「今日は餃子だからね!」
息子が元気なさそうなときには、いつもこう声をかける。すると、ただそっけなく「そう」と答えるだけだが、その顔に一瞬笑みを浮かべる。それが見たくて、私は餃子を作る。
最近残業などで帰りの遅い27歳の次女も、夕食が餃子だとわかると、「やったあ」と歓声をあげてくれる。今年30歳になる長女は、一昨年から高円寺で一人暮らしをはじめた。年に3、4回くらいしかわが家に帰ってこないが、帰るときには、いつも「パパ、餃子お願いね」と電話をしてくる。毎週お茶の稽古にでかける妻に、「今日餃子作っておくからね」と声をかけると、「まあうれしい、助かるわ」という。私は妻に感謝されることが一番うれしい。

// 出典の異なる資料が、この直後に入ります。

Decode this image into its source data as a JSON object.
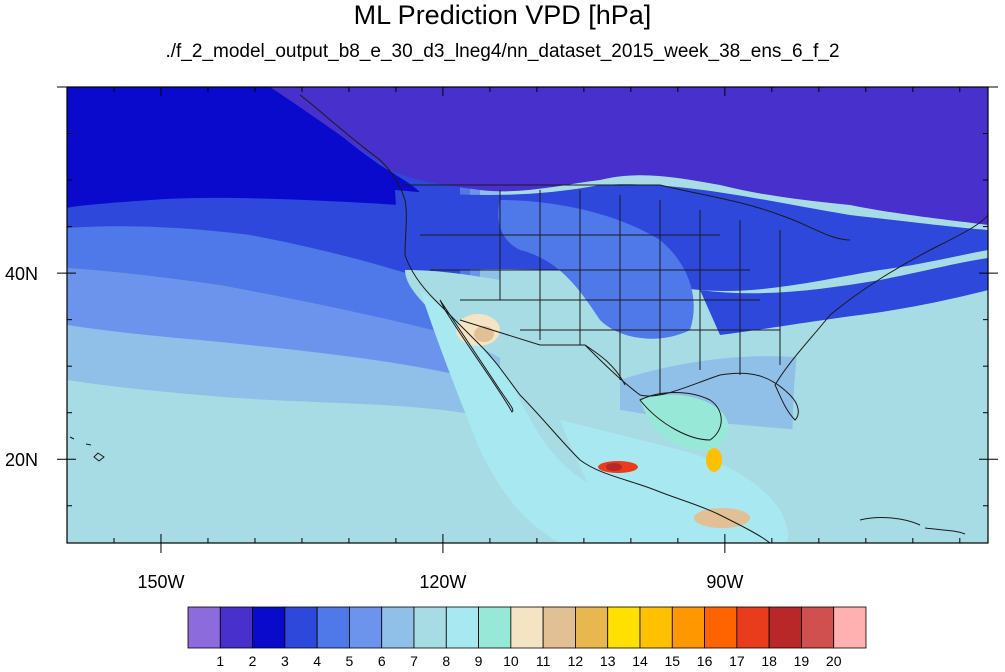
{
  "title": "ML Prediction VPD [hPa]",
  "subtitle": "./f_2_model_output_b8_e_30_d3_lneg4/nn_dataset_2015_week_38_ens_6_f_2",
  "map": {
    "lon_range": [
      -160,
      -62
    ],
    "lat_range": [
      11,
      60
    ],
    "x_ticks": [
      {
        "lon": -150,
        "label": "150W"
      },
      {
        "lon": -120,
        "label": "120W"
      },
      {
        "lon": -90,
        "label": "90W"
      }
    ],
    "y_ticks": [
      {
        "lat": 40,
        "label": "40N"
      },
      {
        "lat": 20,
        "label": "20N"
      }
    ],
    "coastline_color": "#1a1a1a",
    "regions": [
      {
        "name": "background-ocean-south",
        "level": 7
      },
      {
        "name": "canada-north",
        "level": 1
      },
      {
        "name": "pacific-north",
        "level": 2
      },
      {
        "name": "pacific-mid",
        "level": 3
      },
      {
        "name": "pacific-band",
        "level": 4
      },
      {
        "name": "pacific-south-band",
        "level": 5
      },
      {
        "name": "pacific-subtropic",
        "level": 6
      },
      {
        "name": "us-north",
        "level": 3
      },
      {
        "name": "us-east",
        "level": 3
      },
      {
        "name": "us-plains",
        "level": 4
      },
      {
        "name": "gulf",
        "level": 6
      },
      {
        "name": "atlantic-south",
        "level": 7
      },
      {
        "name": "mexico-pacific",
        "level": 8
      },
      {
        "name": "southwest",
        "level": 7
      },
      {
        "name": "desert-hotspot",
        "level": 10
      },
      {
        "name": "desert-core",
        "level": 11
      },
      {
        "name": "central-america",
        "level": 8
      },
      {
        "name": "yucatan",
        "level": 9
      },
      {
        "name": "mexico-hotspot",
        "level": 17
      },
      {
        "name": "mexico-hotspot-core",
        "level": 18
      },
      {
        "name": "central-america-hotspot",
        "level": 11
      },
      {
        "name": "caribbean-hotspot",
        "level": 14
      }
    ]
  },
  "colorbar": {
    "colors": [
      "#8c6cdc",
      "#4830cc",
      "#0a0acc",
      "#2e48dc",
      "#4f78e8",
      "#6d94ec",
      "#90c0e8",
      "#a8dce4",
      "#a8e8f0",
      "#98e8d8",
      "#f4e4c4",
      "#e0c094",
      "#e8b850",
      "#ffe000",
      "#ffc000",
      "#ff9800",
      "#ff6400",
      "#e83c1c",
      "#b82828",
      "#d05050",
      "#ffb0b0"
    ],
    "labels": [
      "1",
      "2",
      "3",
      "4",
      "5",
      "6",
      "7",
      "8",
      "9",
      "10",
      "11",
      "12",
      "13",
      "14",
      "15",
      "16",
      "17",
      "18",
      "19",
      "20"
    ]
  }
}
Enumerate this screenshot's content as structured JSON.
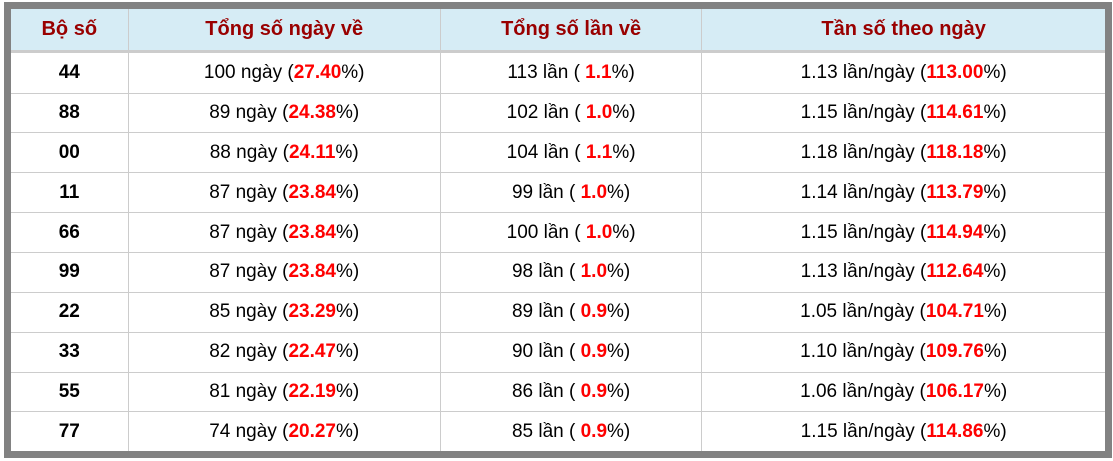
{
  "colors": {
    "frame": "#828282",
    "header_bg": "#d6ecf5",
    "header_text": "#990000",
    "highlight": "#ff0000",
    "border": "#cccccc"
  },
  "table": {
    "columns": [
      {
        "label": "Bộ số"
      },
      {
        "label": "Tổng số ngày về"
      },
      {
        "label": "Tổng số lần về"
      },
      {
        "label": "Tần số theo ngày"
      }
    ],
    "rows": [
      {
        "pair": "44",
        "days": {
          "pre": "100 ngày (",
          "hl": "27.40",
          "post": "%)"
        },
        "times": {
          "pre": "113 lần ( ",
          "hl": "1.1",
          "post": "%)"
        },
        "freq": {
          "pre": "1.13 lần/ngày (",
          "hl": "113.00",
          "post": "%)"
        }
      },
      {
        "pair": "88",
        "days": {
          "pre": "89 ngày (",
          "hl": "24.38",
          "post": "%)"
        },
        "times": {
          "pre": "102 lần ( ",
          "hl": "1.0",
          "post": "%)"
        },
        "freq": {
          "pre": "1.15 lần/ngày (",
          "hl": "114.61",
          "post": "%)"
        }
      },
      {
        "pair": "00",
        "days": {
          "pre": "88 ngày (",
          "hl": "24.11",
          "post": "%)"
        },
        "times": {
          "pre": "104 lần ( ",
          "hl": "1.1",
          "post": "%)"
        },
        "freq": {
          "pre": "1.18 lần/ngày (",
          "hl": "118.18",
          "post": "%)"
        }
      },
      {
        "pair": "11",
        "days": {
          "pre": "87 ngày (",
          "hl": "23.84",
          "post": "%)"
        },
        "times": {
          "pre": "99 lần ( ",
          "hl": "1.0",
          "post": "%)"
        },
        "freq": {
          "pre": "1.14 lần/ngày (",
          "hl": "113.79",
          "post": "%)"
        }
      },
      {
        "pair": "66",
        "days": {
          "pre": "87 ngày (",
          "hl": "23.84",
          "post": "%)"
        },
        "times": {
          "pre": "100 lần ( ",
          "hl": "1.0",
          "post": "%)"
        },
        "freq": {
          "pre": "1.15 lần/ngày (",
          "hl": "114.94",
          "post": "%)"
        }
      },
      {
        "pair": "99",
        "days": {
          "pre": "87 ngày (",
          "hl": "23.84",
          "post": "%)"
        },
        "times": {
          "pre": "98 lần ( ",
          "hl": "1.0",
          "post": "%)"
        },
        "freq": {
          "pre": "1.13 lần/ngày (",
          "hl": "112.64",
          "post": "%)"
        }
      },
      {
        "pair": "22",
        "days": {
          "pre": "85 ngày (",
          "hl": "23.29",
          "post": "%)"
        },
        "times": {
          "pre": "89 lần ( ",
          "hl": "0.9",
          "post": "%)"
        },
        "freq": {
          "pre": "1.05 lần/ngày (",
          "hl": "104.71",
          "post": "%)"
        }
      },
      {
        "pair": "33",
        "days": {
          "pre": "82 ngày (",
          "hl": "22.47",
          "post": "%)"
        },
        "times": {
          "pre": "90 lần ( ",
          "hl": "0.9",
          "post": "%)"
        },
        "freq": {
          "pre": "1.10 lần/ngày (",
          "hl": "109.76",
          "post": "%)"
        }
      },
      {
        "pair": "55",
        "days": {
          "pre": "81 ngày (",
          "hl": "22.19",
          "post": "%)"
        },
        "times": {
          "pre": "86 lần ( ",
          "hl": "0.9",
          "post": "%)"
        },
        "freq": {
          "pre": "1.06 lần/ngày (",
          "hl": "106.17",
          "post": "%)"
        }
      },
      {
        "pair": "77",
        "days": {
          "pre": "74 ngày (",
          "hl": "20.27",
          "post": "%)"
        },
        "times": {
          "pre": "85 lần ( ",
          "hl": "0.9",
          "post": "%)"
        },
        "freq": {
          "pre": "1.15 lần/ngày (",
          "hl": "114.86",
          "post": "%)"
        }
      }
    ]
  }
}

私の餃子は、中身が硬くこりこりしている。たっぷりの肉、にら、竹の子、しいたけ、チーズだけしか入れないからだ。どうしても欠かせないのはチーズだ。チーズとしょうゆ、甘酢が絶妙なハーモニーを作るらしい。
焼き立てを一心に頰張っている家族の顔を見るとき、私はこの世で一番の幸せを感じる。そして、私が死んだとき、「もう一度、父さんの餃子を食べたいね」と、子供たちがきっと言ってくれるだろう。私の家族は、餃子でつながっているのだ。